Expenditure on vaccine development as evidenced by the “warp speed” production of mRNA vaccines that effectively provided protection from COVID among those receiving vaccines will probably be politically unpopular. Even if mRNA technology can be applied to developing a vaccine against a new virus, prevailing vaccine hesitancy supported by misinformation on social media would limit administration allowing an infection to spread among the susceptible proportion of the population.
It is hoped that the incoming administration, irrespective of political persuasion, will recognize the inevitability of a future epidemic and will respond to the obvious deficiencies that occurred during the early COVID period. Those responsible for our Government should take heed from the emergence of H5N1 among dairy herds albeit with only a few workers affected who were involved in depletion of infected egg-production flocks. Events since March suggest acceptance of the One Health principle with regard to the emergence of a zoonotic infection. Bovine influenza H5N1 was a warning—the next pathogen to emerge or a mutation of an existing benign human or animal virus currently circulating may not be as forgiving going forward.

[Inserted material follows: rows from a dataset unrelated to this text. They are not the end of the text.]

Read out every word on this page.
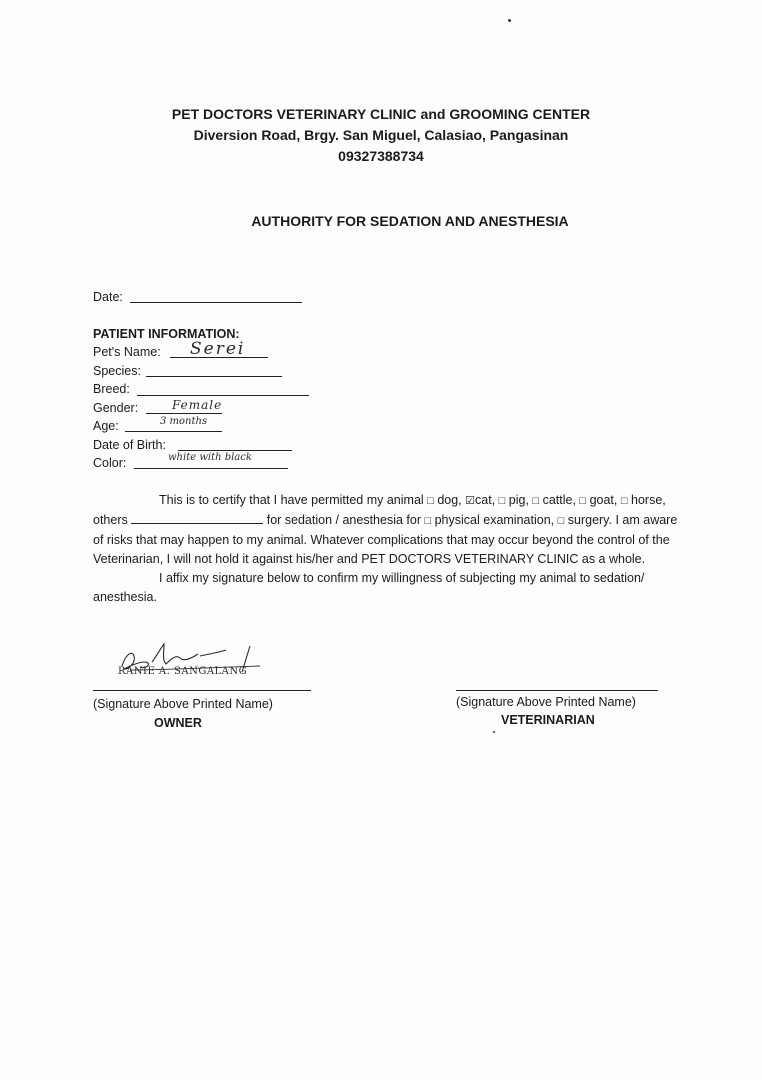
PET DOCTORS VETERINARY CLINIC and GROOMING CENTER
Diversion Road, Brgy. San Miguel, Calasiao, Pangasinan
09327388734
AUTHORITY FOR SEDATION AND ANESTHESIA
Date:
PATIENT INFORMATION:
Pet's Name: Serei
Species:
Breed:
Gender:	Female
Age:	3 months
Date of Birth:
Color:	white with black

This is to certify that I have permitted my animal □ dog, ☑cat, □ pig, □ cattle, □ goat, □ horse, others	for sedation / anesthesia for □ physical examination, □ surgery. I am aware of risks that may happen to my animal. Whatever complications that may occur beyond the control of the Veterinarian, I will not hold it against his/her and PET DOCTORS VETERINARY CLINIC as a whole.

I affix my signature below to confirm my willingness of subjecting my animal to sedation/ anesthesia.

RANIE A. SANGALANG
(Signature Above Printed Name)
OWNER
(Signature Above Printed Name)
VETERINARIAN
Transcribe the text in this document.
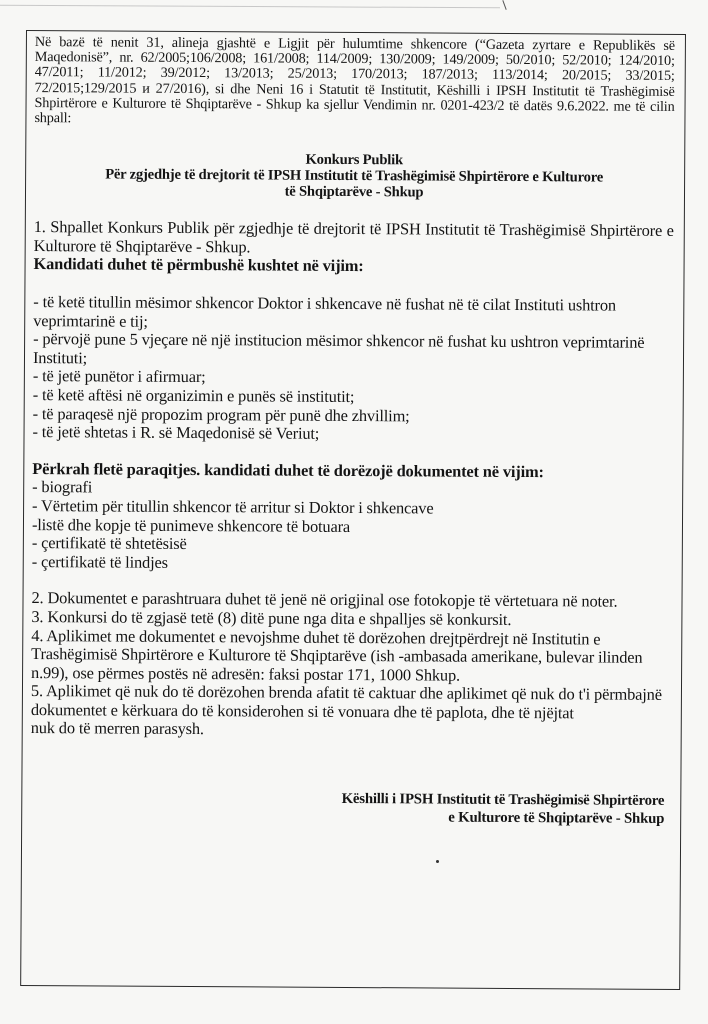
Në bazë të nenit 31, alineja gjashtë e Ligjit për hulumtime shkencore (“Gazeta zyrtare e Republikës së Maqedonisë”, nr. 62/2005;106/2008; 161/2008; 114/2009; 130/2009; 149/2009; 50/2010; 52/2010; 124/2010; 47/2011; 11/2012; 39/2012; 13/2013; 25/2013; 170/2013; 187/2013; 113/2014; 20/2015; 33/2015; 72/2015;129/2015 и 27/2016), si dhe Neni 16 i Statutit të Institutit, Këshilli i IPSH Institutit të Trashëgimisë Shpirtërore e Kulturore të Shqiptarëve - Shkup ka sjellur Vendimin nr. 0201-423/2 të datës 9.6.2022. me të cilin shpall:

Konkurs Publik
Për zgjedhje të drejtorit të IPSH Institutit të Trashëgimisë Shpirtërore e Kulturore
të Shqiptarëve - Shkup
1. Shpallet Konkurs Publik për zgjedhje të drejtorit të IPSH Institutit të Trashëgimisë Shpirtërore e Kulturore të Shqiptarëve - Shkup.
Kandidati duhet të përmbushë kushtet në vijim:
- të ketë titullin mësimor shkencor Doktor i shkencave në fushat në të cilat Instituti ushtron veprimtarinë e tij;
- përvojë pune 5 vjeçare në një institucion mësimor shkencor në fushat ku ushtron veprimtarinë Instituti;
- të jetë punëtor i afirmuar;
- të ketë aftësi në organizimin e punës së institutit;
- të paraqesë një propozim program për punë dhe zhvillim;
- të jetë shtetas i R. së Maqedonisë së Veriut;
Përkrah fletë paraqitjes. kandidati duhet të dorëzojë dokumentet në vijim:
- biografi
- Vërtetim për titullin shkencor të arritur si Doktor i shkencave
-listë dhe kopje të punimeve shkencore të botuara
- çertifikatë të shtetësisë
- çertifikatë të lindjes
2. Dokumentet e parashtruara duhet të jenë në origjinal ose fotokopje të vërtetuara në noter.
3. Konkursi do të zgjasë tetë (8) ditë pune nga dita e shpalljes së konkursit.
4. Aplikimet me dokumentet e nevojshme duhet të dorëzohen drejtpërdrejt në Institutin e Trashëgimisë Shpirtërore e Kulturore të Shqiptarëve (ish -ambasada amerikane, bulevar ilinden n.99), ose përmes postës në adresën: faksi postar 171, 1000 Shkup.
5. Aplikimet që nuk do të dorëzohen brenda afatit të caktuar dhe aplikimet që nuk do t'i përmbajnë dokumentet e kërkuara do të konsiderohen si të vonuara dhe të paplota, dhe të njëjtat
nuk do të merren parasysh.
Këshilli i IPSH Institutit të Trashëgimisë Shpirtërore
e Kulturore të Shqiptarëve - Shkup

There will be no simple and inexpensive solution to contain a future epidemic. The economic implications of an outbreak in a susceptible population will inevitably lead to disruption in food and industrial production, will curtail everyday activities and represent the potential for extensive mortality. The consequences of a contagious infection of zoonotic origin can be ameliorated by preemptive planning and the application of proven epidemiologic practices. This will involve embracing science and selecting hard choices that may, in the short term, be politically unpopular. The U.S. and the World could face a 1918 “Spanish flu” situation at some time in the future. We are woefully unprepared with respect to political and public acceptance of control measures. We are faced with a hostile legal environment to implement meaningful protection coupled with a fractured system of jurisdiction over public health. We need to use whatever time is available before the next outbreak to develop action plans that are cohesive and epidemiologically valid.
*Sinha, M.S. et al. (2024) Déjà vu all over Again-Refusing to learn the lessons. New England J. Medicine 391:481-483. DOI 10.1056/NEJMp2406427.